Labor unions are a common thread through the history of America’s capitalist economy; yet; their influence has ebbed and flowed, “In 1979, the number of union members reached a peak of 21 million.” 

But union membership has “fallen since 1983, when 20% of American workers were union members. In 2021 10.3% of U.S. workers were in a union.”

Unions are meant to protect and empower workers but union membership is less common than it was forty years ago. With data from the Pew Research Center Ted Van Green highlighted that  the majority of the country does not view this decrease favorably: 

In the survey, 58% of U.S. adults say the large reduction over the past several decades in the percentage of workers who are represented by unions has been somewhat or very bad for the country, while 61% say this has been bad for working people.”

At corporations that employ hundreds of thousands of workers, each individual worker is very small and often very replaceable. 

Many of these companies also continue to turn huge margins of profit, unperturbed by the countless proven instances of labor law violations and exploitation of workers. Amazon is a prime example of this abuse. 

Michael Sainato for The Guardian explained that at an Amazon warehouse in New York, employees drafted a petition to include working conditions. 

One issue they cited was that in their two allotted fifteen minute breaks there was barely enough time to walk from the warehouse to the break room and back.

CNBC reported that “Amazon warehouse workers in the U.S. suffered serious injuries at twice the rate of rival companies in 2021, according to a new study.” 

A worker rights platform, Organize, also conducted a survey in 2019 that found of Amazon workers: “74 percent avoid using the toilet for fear of being warned they had missed their target numbers.”

If Amazon workers unionize — what does Amazon stand to lose? 

For one, if they negotiated safer working conditions which would include giving workers more time to fill packages, it would  result in higher operational costs. Even more expensive, if unions were able to negotiate higher wages for all their workers Amazon would lose a fortune in profits. 

Amazon employs 1.1 million people in the United States.

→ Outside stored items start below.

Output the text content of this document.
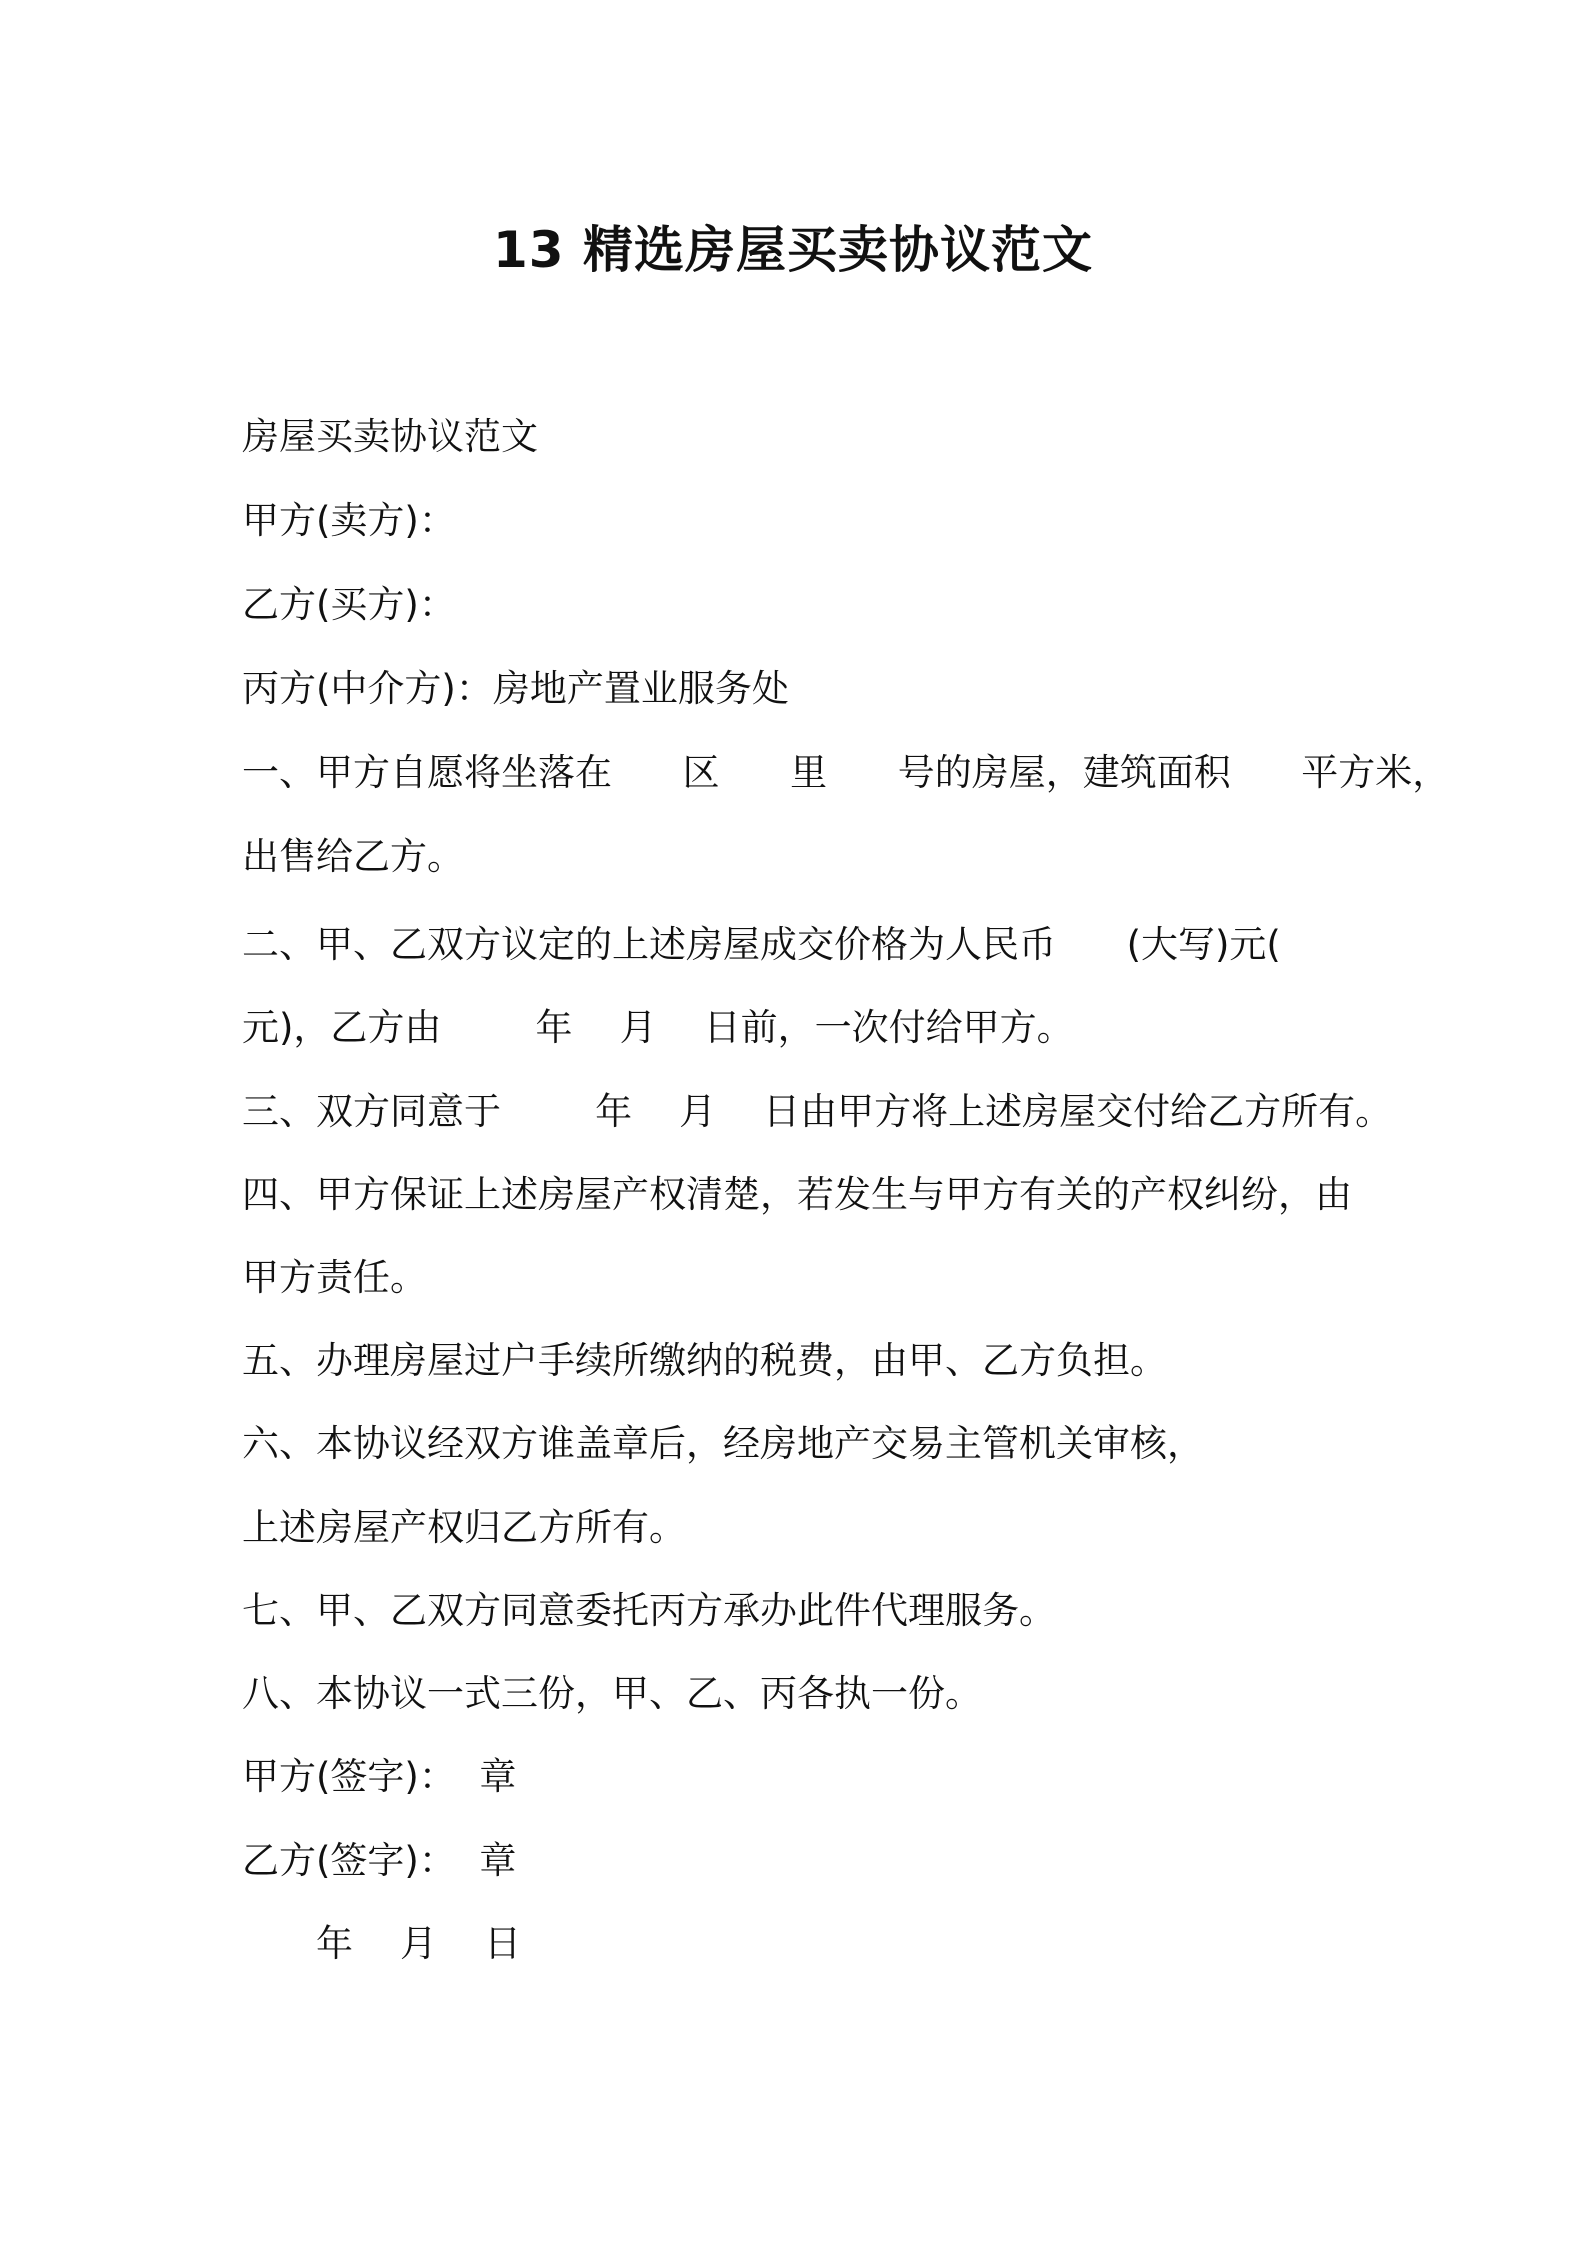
13 精选房屋买卖协议范文
房屋买卖协议范文
甲方(卖方)：
乙方(买方)：
丙方(中介方)：房地产置业服务处
一、甲方自愿将坐落在      区      里      号的房屋，建筑面积      平方米，
出售给乙方。
二、甲、乙双方议定的上述房屋成交价格为人民币      (大写)元(
元)，乙方由        年    月    日前，一次付给甲方。
三、双方同意于        年    月    日由甲方将上述房屋交付给乙方所有。
四、甲方保证上述房屋产权清楚，若发生与甲方有关的产权纠纷，由
甲方责任。
五、办理房屋过户手续所缴纳的税费，由甲、乙方负担。
六、本协议经双方谁盖章后，经房地产交易主管机关审核，
上述房屋产权归乙方所有。
七、甲、乙双方同意委托丙方承办此件代理服务。
八、本协议一式三份，甲、乙、丙各执一份。
甲方(签字)：  章
乙方(签字)：  章
年    月    日
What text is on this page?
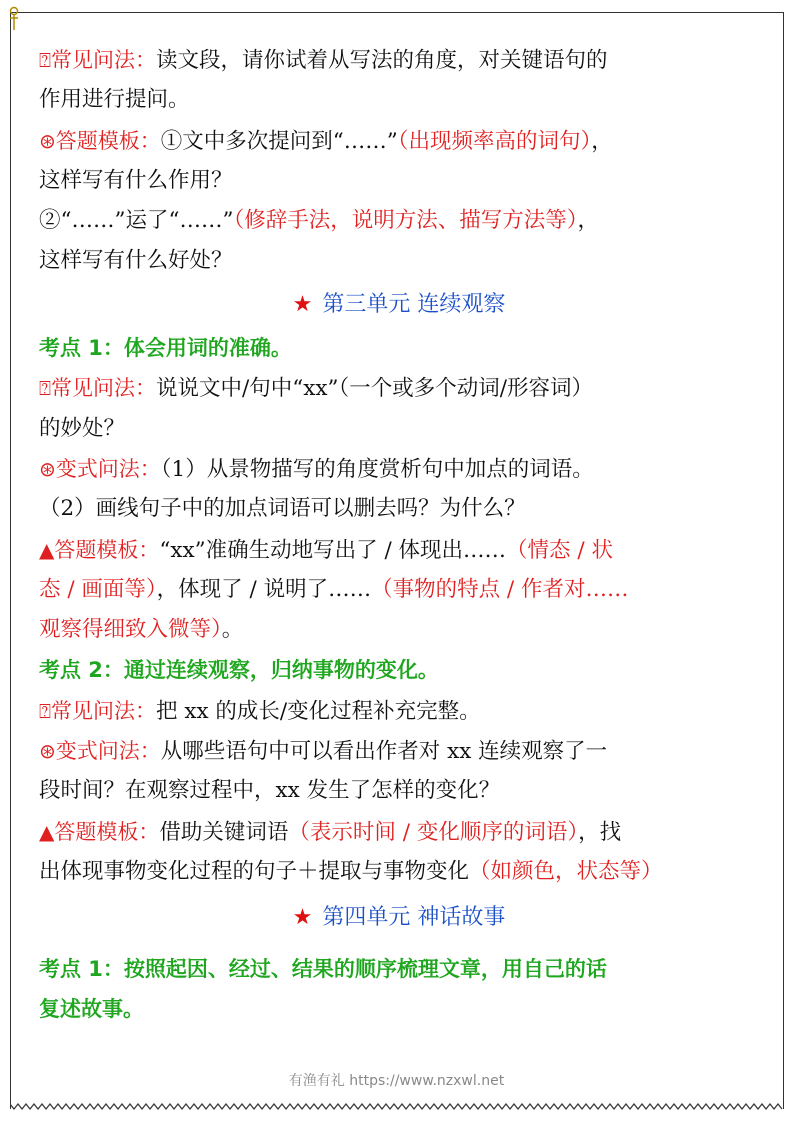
⍰常见问法：读文段，请你试着从写法的角度，对关键语句的
作用进行提问。
⊛答题模板：①文中多次提问到“……”（出现频率高的词句），
这样写有什么作用？
②“……”运了“……”（修辞手法，说明方法、描写方法等），
这样写有什么好处？
★ 第三单元 连续观察
考点 1：体会用词的准确。
⍰常见问法：说说文中/句中“xx”（一个或多个动词/形容词）
的妙处？
⊛变式问法：（1）从景物描写的角度赏析句中加点的词语。
（2）画线句子中的加点词语可以删去吗？为什么？
▲答题模板：“xx”准确生动地写出了 / 体现出……（情态 / 状
态 / 画面等），体现了 / 说明了……（事物的特点 / 作者对……
观察得细致入微等）。
考点 2：通过连续观察，归纳事物的变化。
⍰常见问法：把 xx 的成长/变化过程补充完整。
⊛变式问法：从哪些语句中可以看出作者对 xx 连续观察了一
段时间？在观察过程中，xx 发生了怎样的变化？
▲答题模板：借助关键词语（表示时间 / 变化顺序的词语），找
出体现事物变化过程的句子＋提取与事物变化（如颜色，状态等）
★ 第四单元 神话故事
考点 1：按照起因、经过、结果的顺序梳理文章，用自己的话
复述故事。
有渔有礼 https://www.nzxwl.net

If every single one of those people negotiated just a dollar raise, Amazon would lose 1.1 million dollars every single hour of every single day of business operations. 

Workers risk their jobs in unionizing, the life or death nature of that risk cannot be overstated but by the sheer numbers corporations and business owners stand to lose the most. 

From the Washington Post Nitasha Tiku highlights the lengths Amazon and other tech companies are willing to go.

“Tech companies have surveilled workers suspected of organizing, posted anti-union propaganda and hired anti-union consultants, according to interviews with workers and organizers. They’ve also forced workers to attend “captive audience” meetings to undermine union talking points, lobbied for laws that will prevent workers from getting the right to unionize and fired employees who drew attention to these tactics.”

Companies that make billions of dollars in profits, and stand to lose a fraction of those profits have a lot of resources to undermine unionization. 

When powerful people have so much to lose in this fight, there is great risk to the worker. There are countless instances of retaliation and the laws that are meant to protect average people in theory do not always do so in practice. 

Change in any form carries risk. Workers who are skeptical or outright against unionization have very reasonable worries. What companies like Amazon stand to lose, workers have to gain.